After Being Denied US Entry, BDS Co-Founder Phones in at Jewish Voice for Peace Event
After being denied entry to the U.S., BDS co-founder Omar Barghouti virtually attended the event in Kimmel where he had originally planned to appear.
Apr 15, 2019
In light of active resistance against the Boycott, Divestment and Sanctions movement in the U.S., activists discussed their support and experiences with the movement in an event at the Kimmel Center for University Life on Monday.
BDS supports putting economic pressure on Israel through sanctions and divestment from Israeli companies because of the country’s treatment of Palestinians.
Students for Justice in Palestine and Jewish Voice for Peace hosted co-founder of the BDS movement Omar Barghouti, Temple University Professor Marc Lamont Hill and JVP Executive Director Rebecca Vilkomerson. CAS seniors Amanda Lawson and Leen Dweik moderated the event. WSN was not granted access to the event and reported on it using a JVP livestream.
Barghouti was supposed to speak at the event in person, but he had to phone in as a result of being denied entry to the U.S. on Wednesday. At the event, Barghouti said he felt his entry denial was ideologically and politically motivated, and due to the U.S.’s opposition to BDS.
“[Israel] is increasingly outsourcing its outrageous, McCarthyite repression to the U.S.,” Barghouti said.
Dweik spoke about the role of BDS at NYU. BDS has been a polarizing topic on campus, with some students supporting the boycott and others saying that support of the boycott makes them feel unsafe. In spring 2018, 50 clubs came out in support of BDS. Then, in December, the Student Government Assembly passed a resolution inspired by BDS that would have NYU divest from companies linked to human rights violations.
“I feel like here at NYU, we’ve really managed to showcase solidarity across groups,” Dweik said. “We formed a coalition of over 50 student clubs on campus and many faculty and various students in their individual capacities to vocally stand up and support BDS and the human rights of Palestinians. We passed a resolution, but there was a lot of general and institutional pushback.”
Vilkomerson touched on the scrutiny that U.S. Rep. Ilhan Omar, D-Minnesota — who also supports BDS — faced in response to her tweets about Israel in 2012. Omar said that Israel has “hypnotized the world,” which some people said played into anti-Semitic tropes.
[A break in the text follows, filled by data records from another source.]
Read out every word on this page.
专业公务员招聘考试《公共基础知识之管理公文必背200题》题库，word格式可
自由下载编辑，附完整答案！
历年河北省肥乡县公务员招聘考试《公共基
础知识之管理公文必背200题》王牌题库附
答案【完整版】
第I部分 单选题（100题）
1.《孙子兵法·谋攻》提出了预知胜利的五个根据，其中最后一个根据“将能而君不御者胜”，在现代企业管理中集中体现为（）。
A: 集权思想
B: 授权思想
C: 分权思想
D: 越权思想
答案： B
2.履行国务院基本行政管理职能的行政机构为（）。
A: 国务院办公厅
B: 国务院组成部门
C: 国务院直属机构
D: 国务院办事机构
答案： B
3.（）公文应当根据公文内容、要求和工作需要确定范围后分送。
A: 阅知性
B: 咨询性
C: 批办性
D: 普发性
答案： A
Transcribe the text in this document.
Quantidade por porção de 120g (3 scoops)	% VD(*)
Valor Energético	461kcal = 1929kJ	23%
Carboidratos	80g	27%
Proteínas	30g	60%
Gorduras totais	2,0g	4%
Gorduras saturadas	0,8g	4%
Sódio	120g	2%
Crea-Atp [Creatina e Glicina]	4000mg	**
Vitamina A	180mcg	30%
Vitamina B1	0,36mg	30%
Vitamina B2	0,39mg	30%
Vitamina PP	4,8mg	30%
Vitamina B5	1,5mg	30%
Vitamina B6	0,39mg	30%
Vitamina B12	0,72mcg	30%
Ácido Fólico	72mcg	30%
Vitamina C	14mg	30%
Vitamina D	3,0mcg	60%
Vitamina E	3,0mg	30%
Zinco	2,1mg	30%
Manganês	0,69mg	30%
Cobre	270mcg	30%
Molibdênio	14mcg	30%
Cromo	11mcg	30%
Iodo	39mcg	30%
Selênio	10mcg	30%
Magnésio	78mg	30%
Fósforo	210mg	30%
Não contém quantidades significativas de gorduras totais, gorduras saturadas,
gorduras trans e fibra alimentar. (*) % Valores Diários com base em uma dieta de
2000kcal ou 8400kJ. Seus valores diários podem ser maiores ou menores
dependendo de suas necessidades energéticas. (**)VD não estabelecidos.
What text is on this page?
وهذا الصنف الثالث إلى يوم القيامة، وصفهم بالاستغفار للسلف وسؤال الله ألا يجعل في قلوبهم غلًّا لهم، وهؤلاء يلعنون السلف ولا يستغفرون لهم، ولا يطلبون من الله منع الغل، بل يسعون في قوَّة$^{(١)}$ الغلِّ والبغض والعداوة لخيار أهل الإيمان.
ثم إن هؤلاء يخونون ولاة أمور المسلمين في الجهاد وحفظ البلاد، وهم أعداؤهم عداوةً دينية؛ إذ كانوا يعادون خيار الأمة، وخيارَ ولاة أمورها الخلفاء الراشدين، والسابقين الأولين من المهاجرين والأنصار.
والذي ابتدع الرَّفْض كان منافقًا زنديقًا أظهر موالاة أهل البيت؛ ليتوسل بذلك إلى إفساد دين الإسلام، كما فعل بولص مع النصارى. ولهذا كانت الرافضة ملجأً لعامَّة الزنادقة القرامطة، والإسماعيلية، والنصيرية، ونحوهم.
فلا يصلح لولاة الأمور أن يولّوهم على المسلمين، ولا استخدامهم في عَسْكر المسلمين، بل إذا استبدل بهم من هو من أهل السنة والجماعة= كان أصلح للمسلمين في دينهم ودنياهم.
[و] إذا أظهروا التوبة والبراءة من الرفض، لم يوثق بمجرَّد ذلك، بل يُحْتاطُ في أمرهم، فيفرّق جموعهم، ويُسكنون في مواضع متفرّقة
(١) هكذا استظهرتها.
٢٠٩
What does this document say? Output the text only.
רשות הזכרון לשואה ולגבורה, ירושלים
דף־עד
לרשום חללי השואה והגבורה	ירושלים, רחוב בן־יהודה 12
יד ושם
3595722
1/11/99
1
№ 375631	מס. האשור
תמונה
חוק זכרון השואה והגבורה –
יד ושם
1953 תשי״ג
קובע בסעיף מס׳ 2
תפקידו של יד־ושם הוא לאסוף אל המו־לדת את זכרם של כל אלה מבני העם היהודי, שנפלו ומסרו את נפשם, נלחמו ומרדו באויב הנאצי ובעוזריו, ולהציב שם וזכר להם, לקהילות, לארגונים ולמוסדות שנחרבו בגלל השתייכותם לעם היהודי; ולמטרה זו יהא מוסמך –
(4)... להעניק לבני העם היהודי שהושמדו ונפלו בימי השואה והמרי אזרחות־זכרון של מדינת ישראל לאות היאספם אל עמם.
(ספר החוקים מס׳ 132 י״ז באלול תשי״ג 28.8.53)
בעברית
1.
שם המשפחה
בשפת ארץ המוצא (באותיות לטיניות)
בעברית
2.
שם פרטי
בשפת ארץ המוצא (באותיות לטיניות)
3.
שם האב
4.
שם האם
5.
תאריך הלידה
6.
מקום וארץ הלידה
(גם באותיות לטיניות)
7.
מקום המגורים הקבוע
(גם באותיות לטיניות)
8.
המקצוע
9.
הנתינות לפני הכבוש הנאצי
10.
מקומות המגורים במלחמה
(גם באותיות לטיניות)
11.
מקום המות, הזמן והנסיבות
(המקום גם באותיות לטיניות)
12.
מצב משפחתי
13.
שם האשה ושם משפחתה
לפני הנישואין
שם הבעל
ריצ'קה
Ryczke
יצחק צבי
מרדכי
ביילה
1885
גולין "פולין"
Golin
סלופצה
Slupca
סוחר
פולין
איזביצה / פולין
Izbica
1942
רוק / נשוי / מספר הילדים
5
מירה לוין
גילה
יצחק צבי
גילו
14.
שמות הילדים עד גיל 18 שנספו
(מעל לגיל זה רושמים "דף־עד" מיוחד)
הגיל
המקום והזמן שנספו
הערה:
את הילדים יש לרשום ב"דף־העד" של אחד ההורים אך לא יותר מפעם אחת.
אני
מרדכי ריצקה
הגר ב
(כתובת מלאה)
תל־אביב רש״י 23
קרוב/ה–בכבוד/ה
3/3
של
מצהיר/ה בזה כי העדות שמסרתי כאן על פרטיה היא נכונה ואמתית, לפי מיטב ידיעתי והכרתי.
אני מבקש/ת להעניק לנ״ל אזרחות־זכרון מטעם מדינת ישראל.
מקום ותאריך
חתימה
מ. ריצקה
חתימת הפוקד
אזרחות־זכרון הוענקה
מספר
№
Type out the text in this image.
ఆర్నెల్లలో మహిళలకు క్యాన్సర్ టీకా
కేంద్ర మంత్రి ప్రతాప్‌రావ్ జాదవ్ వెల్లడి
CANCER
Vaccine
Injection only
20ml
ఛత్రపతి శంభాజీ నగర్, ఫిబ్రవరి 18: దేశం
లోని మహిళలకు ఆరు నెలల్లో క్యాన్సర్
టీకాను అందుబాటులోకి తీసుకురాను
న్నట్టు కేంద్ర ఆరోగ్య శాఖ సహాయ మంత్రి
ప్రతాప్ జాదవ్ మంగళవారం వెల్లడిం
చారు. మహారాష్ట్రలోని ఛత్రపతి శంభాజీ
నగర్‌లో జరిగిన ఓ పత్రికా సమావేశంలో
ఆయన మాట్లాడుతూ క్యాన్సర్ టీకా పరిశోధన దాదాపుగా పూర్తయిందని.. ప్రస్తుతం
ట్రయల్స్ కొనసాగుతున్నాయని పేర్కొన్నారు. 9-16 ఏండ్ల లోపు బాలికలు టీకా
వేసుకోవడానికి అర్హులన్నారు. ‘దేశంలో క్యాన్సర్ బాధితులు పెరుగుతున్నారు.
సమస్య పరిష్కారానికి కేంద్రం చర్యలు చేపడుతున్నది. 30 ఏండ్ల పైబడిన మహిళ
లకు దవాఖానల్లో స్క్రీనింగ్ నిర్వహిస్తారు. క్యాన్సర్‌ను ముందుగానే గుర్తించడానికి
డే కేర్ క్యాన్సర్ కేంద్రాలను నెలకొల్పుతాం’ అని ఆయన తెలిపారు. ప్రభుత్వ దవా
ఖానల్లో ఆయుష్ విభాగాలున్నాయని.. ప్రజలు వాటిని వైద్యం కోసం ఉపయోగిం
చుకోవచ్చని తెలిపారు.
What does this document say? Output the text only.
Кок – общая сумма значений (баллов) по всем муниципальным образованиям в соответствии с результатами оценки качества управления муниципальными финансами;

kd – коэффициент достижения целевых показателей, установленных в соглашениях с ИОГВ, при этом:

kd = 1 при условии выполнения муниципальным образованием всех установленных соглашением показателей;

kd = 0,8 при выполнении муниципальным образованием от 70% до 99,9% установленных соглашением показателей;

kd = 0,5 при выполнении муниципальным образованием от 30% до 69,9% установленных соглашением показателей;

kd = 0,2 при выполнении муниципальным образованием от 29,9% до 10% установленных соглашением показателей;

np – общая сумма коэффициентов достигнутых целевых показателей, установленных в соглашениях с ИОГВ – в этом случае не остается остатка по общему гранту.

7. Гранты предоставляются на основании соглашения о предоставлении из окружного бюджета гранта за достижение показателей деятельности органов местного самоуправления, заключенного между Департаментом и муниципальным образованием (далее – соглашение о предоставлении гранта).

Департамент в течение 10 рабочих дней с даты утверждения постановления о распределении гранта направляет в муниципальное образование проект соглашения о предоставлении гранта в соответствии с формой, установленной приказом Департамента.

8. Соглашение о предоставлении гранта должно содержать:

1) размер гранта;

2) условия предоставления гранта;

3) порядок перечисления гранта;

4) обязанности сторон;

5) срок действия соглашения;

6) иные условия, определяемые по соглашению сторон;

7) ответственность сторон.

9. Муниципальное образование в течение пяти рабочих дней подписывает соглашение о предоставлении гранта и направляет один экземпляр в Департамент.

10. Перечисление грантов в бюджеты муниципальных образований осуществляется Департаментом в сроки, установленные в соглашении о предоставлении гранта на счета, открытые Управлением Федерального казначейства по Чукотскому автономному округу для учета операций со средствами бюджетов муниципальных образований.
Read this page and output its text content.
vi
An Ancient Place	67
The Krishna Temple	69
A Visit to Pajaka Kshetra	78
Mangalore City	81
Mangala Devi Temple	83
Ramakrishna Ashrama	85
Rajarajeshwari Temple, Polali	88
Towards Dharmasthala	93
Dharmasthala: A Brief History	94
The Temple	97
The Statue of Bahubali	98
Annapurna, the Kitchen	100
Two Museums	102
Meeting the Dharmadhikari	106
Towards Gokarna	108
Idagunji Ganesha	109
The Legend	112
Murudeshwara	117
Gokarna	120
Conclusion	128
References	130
“I think the tax on BDS, it’s sort of on two levels,” Vilkomerson said. “They’re trying to break the Palestine movement through silence and bullying and intimidation tactics, but they’re also trying to break the emerging left consensus and this new generation of young women and people of color who are leading to us that. That is why the heinous attacks on Ilhan Omar are very much a part of that.”
The panelists found criticisms of BDS as anti-Semitic to be unfounded and felt as if the criticisms detract from advocating for Palestinian rights. In November, when Hill was a CNN political commentator, he made comments at the U.N. in favor of Palestinians and used the phrase, “river to the sea,” which the Anti-Defamation League claimed was the same phrase Palestinian fundamentalist group Hamas uses to call for Israel’s destruction. Hill’s comments led to his firing at CNN and he said it put his tenure and professorship at risk at Temple University.
“There is an asterisk on everything from the Constitution to university guidelines to network contracts that says, ‘Except for Palestine,’” Hill said. “That exception, in many ways, determines how we talk and examine [the Israel-Palestine conflict]. The CNN firing was surprising, but what was more surprising was the university response. Temple, where I’m a full professor, was very committed, or certain people were, to taking away my tenure and finding a way to fire me.”
Vilkomerson discussed how witnessing apathy towards Palestinians while she lived in Tel Aviv motivated her to support BDS and noted how it took JVP six years to publicly endorse the boycott after she met with Barghouti in 2009. Vilkomerson has been associated with JVP since 2001 and became the Executive Director of JVP in 2009.
“That was the moment for me when I realized BDS could be an important tool,” Vilkomerson said. “Otherwise, the status quo would’ve stayed the same and there had to be some consequences so that people in Israel would feel that they had to change and couldn’t accept the way things were.”
Barghouti found inspiration to advocate for Palestinian rights in black anti-apartheid leaders in South Africa and meeting other anti-apartheid student activists when he was a student at Columbia University.
“I learned a lot about civil disobedience, I learned a lot about community activism, that liberation in South Africa was liberation for all of us,” Barghouti said. “When I was able to come back to [Palestine] with my wife, with our first child, I saw apartheid as very real, not as a theoretical aspect, I saw what occupation meant.”
Hill believed that the U.S.’s stance on Palestine has not changed under President Donald Trump’s administration, but that the administration serves as a way to emphasize U.S. policy towards Palestine.
“With regard to U.S. policy, let’s not paint Trump as the exception,” Hill said. “He is American foreign policy on steroids, but he is not different. Recognizing Jerusalem as the capital of Israel is something every U.S. president has gestured to. We don’t want to romanticize Clinton, we don’t want to romanticize Obama.”
Despite the criticism BDS has faced in the U.S., including from the federal government, panelists advocated for BDS as a means to prioritize human rights and decolonization of Palestine.
“I think many oppressed communities do not have much of an imagination because their minds are colonized,” Barghouti said. “The issue of decolonizing the mind is more important than decolonizing the land.”